Dadurch, dass ich am unteren Ende der Empfehlung für Größe L stehe, fällt die Streckung geringfügig sportlicher aus, als erwartet. Aber das hat sich heute nach den ersten 20 km schon sehr viel vertrauter angefühlt.
Wer mehr auf Touren steht, sollte durchaus im Konfigurator nach Komfort- steigernden Teilen Ausschau halten, wenn der Rahmen eher größer ausfällt, wie in meinem Fall.
Die Standard Konfig, die ich bis auf Sattel (Selle Flow) und Bremse (passende SLX statt Deore) beibehalten habe, fällt relativ sportlich aus.

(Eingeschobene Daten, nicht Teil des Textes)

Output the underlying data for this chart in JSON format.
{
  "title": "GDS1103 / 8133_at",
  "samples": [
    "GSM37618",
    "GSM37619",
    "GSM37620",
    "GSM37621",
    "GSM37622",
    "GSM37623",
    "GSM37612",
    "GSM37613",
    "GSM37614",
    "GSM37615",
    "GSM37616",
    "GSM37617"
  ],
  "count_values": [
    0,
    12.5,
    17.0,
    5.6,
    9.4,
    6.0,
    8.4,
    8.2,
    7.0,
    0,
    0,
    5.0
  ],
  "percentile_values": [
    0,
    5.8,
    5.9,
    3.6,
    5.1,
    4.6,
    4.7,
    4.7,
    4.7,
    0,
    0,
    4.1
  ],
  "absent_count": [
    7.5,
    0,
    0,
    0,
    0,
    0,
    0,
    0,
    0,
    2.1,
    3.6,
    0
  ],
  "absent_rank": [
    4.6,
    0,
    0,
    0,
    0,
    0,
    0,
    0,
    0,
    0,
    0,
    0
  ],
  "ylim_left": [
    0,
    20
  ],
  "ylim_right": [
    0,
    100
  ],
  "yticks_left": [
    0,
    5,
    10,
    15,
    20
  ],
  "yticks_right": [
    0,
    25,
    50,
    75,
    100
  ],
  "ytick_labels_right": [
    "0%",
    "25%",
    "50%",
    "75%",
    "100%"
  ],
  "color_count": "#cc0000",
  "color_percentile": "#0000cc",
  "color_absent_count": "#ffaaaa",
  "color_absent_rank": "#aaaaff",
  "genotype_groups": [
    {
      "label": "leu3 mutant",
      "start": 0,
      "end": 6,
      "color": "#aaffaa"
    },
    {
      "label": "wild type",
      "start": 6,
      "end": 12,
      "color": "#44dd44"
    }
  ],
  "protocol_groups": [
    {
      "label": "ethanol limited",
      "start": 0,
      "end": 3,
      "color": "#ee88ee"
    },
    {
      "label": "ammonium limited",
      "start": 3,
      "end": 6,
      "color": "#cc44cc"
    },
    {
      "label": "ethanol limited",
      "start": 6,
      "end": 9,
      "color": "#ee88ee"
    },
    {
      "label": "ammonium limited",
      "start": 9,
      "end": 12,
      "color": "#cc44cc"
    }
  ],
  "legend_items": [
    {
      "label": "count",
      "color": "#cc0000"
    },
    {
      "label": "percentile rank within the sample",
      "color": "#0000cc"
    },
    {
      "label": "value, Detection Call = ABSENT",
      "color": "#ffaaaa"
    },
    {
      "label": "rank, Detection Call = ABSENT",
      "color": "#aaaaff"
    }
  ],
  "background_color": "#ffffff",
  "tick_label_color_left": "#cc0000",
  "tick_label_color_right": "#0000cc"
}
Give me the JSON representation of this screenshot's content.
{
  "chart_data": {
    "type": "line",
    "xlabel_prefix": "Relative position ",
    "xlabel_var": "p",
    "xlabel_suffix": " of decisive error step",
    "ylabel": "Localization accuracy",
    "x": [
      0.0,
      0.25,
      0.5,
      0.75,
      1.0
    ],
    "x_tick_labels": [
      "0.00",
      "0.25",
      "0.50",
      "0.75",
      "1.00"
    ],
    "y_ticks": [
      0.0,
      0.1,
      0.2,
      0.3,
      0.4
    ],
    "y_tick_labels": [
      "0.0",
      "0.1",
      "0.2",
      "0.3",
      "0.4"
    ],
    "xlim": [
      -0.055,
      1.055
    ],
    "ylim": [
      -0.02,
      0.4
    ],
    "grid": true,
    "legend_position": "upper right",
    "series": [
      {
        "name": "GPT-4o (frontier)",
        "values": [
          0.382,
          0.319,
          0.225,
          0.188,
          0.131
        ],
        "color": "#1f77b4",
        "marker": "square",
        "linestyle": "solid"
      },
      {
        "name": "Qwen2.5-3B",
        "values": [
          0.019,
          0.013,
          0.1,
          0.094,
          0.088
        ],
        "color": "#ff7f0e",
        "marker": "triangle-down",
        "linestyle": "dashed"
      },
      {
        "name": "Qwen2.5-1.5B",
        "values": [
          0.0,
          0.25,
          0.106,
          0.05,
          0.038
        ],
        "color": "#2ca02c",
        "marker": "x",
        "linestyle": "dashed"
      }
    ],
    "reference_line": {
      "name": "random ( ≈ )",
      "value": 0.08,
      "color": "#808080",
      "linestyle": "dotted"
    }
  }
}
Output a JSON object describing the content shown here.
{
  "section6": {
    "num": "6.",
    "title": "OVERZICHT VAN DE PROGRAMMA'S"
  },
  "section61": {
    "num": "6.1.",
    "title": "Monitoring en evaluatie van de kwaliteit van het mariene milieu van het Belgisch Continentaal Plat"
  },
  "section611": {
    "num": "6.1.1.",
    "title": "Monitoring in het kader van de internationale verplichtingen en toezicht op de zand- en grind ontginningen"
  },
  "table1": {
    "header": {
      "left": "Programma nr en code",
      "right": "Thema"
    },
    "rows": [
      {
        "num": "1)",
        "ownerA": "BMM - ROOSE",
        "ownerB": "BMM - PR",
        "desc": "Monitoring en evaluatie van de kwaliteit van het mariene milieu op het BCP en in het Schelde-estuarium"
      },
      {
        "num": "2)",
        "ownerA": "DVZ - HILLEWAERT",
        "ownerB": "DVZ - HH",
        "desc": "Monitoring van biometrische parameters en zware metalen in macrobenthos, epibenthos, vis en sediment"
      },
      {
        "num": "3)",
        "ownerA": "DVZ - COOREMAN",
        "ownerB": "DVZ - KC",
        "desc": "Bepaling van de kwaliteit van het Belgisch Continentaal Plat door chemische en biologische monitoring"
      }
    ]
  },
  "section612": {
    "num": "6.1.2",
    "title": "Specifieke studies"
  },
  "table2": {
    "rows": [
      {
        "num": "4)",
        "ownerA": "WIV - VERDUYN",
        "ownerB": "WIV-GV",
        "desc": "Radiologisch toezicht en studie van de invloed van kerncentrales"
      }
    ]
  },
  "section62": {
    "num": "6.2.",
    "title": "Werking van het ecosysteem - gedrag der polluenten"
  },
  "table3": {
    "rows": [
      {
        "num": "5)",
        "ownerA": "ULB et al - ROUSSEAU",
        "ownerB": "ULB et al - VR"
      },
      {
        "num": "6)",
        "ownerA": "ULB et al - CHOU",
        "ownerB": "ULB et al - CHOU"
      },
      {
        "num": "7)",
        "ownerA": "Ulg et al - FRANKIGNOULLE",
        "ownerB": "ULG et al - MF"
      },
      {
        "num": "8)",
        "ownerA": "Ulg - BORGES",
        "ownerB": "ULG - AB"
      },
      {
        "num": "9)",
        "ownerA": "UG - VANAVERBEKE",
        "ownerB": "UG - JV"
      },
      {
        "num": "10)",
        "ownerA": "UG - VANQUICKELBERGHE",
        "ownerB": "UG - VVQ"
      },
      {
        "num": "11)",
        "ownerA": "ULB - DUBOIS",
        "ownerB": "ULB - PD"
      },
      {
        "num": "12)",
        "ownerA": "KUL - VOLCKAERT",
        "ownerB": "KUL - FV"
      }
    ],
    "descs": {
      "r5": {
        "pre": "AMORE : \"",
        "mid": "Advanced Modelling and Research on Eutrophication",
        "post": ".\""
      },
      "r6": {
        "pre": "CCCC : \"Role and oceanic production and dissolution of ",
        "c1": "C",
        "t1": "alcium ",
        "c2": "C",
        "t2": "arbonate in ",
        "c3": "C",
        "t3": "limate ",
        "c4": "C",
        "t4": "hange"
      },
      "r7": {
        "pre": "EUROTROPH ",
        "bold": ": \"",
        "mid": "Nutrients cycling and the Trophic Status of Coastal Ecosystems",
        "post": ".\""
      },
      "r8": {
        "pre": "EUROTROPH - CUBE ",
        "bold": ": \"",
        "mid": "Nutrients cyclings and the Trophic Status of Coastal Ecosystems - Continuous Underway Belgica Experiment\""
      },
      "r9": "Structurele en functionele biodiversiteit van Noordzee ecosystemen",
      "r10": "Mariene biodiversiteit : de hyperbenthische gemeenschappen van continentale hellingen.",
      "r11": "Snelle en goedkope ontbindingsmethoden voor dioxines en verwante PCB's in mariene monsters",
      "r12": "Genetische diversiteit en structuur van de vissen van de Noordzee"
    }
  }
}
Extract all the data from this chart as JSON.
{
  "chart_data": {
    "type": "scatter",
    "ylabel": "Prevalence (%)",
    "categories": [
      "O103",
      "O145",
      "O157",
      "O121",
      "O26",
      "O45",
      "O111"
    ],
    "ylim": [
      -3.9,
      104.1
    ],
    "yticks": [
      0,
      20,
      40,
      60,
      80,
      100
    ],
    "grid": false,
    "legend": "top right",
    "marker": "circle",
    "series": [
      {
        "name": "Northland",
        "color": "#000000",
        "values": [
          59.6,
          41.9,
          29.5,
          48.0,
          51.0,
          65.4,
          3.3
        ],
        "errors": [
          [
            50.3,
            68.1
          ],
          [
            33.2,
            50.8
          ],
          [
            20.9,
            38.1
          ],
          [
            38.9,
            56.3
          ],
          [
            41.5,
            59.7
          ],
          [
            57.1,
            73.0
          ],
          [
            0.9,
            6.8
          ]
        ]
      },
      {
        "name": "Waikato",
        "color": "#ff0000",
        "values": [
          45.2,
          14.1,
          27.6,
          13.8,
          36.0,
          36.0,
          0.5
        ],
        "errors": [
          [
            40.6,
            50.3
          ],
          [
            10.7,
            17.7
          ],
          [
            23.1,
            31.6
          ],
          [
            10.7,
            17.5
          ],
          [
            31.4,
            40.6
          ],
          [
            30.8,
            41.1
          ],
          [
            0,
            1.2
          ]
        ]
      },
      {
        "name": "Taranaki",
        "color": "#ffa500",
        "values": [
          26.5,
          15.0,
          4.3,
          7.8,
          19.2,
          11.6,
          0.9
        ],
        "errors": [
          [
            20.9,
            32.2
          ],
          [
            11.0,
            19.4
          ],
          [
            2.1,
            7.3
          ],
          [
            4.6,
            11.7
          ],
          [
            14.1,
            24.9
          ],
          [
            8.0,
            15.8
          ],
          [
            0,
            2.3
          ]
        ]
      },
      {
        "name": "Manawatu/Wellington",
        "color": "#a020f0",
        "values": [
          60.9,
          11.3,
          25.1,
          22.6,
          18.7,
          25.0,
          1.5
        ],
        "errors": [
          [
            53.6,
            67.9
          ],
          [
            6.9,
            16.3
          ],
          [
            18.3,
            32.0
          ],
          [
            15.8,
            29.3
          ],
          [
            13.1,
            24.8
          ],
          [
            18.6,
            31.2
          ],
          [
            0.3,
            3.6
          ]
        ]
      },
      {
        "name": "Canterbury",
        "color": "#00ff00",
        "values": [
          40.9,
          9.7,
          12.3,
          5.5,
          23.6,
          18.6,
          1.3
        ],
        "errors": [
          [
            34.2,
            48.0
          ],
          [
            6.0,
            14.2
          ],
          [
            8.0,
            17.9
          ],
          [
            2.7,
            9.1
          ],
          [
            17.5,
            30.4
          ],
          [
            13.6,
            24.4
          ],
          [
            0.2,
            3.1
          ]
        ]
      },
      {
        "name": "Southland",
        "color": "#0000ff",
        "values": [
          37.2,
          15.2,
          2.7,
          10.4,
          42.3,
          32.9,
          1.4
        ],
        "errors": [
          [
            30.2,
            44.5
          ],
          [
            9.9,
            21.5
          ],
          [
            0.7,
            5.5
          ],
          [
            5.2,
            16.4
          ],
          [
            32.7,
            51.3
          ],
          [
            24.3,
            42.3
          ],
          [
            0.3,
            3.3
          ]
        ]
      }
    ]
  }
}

Ist zumindest mein Eindruck.
Mit 1,84 m und 86 cm Innenbeinlänge habe ich zur Größe L einen 70er Vorbau gewählt. Die Streckung empfinde ich als angenehm. Da ich allerdings eher schwer gebaut bin, werde ich den Lenker mit 710 mm Breite gegen ein etwas schmaleres Modell mit leichtem Rise tauschen, damit die Handgelenke auf längeren Touren weniger belastet werden.
Obwohl ich gerne einem Markenfetisch fröne, ist mir dieser Ausflug zum "Vernunftrad" subjektiv wirklich sehr gelungen. Das Rad gefällt mir auf Anhieb extrem gut.


----------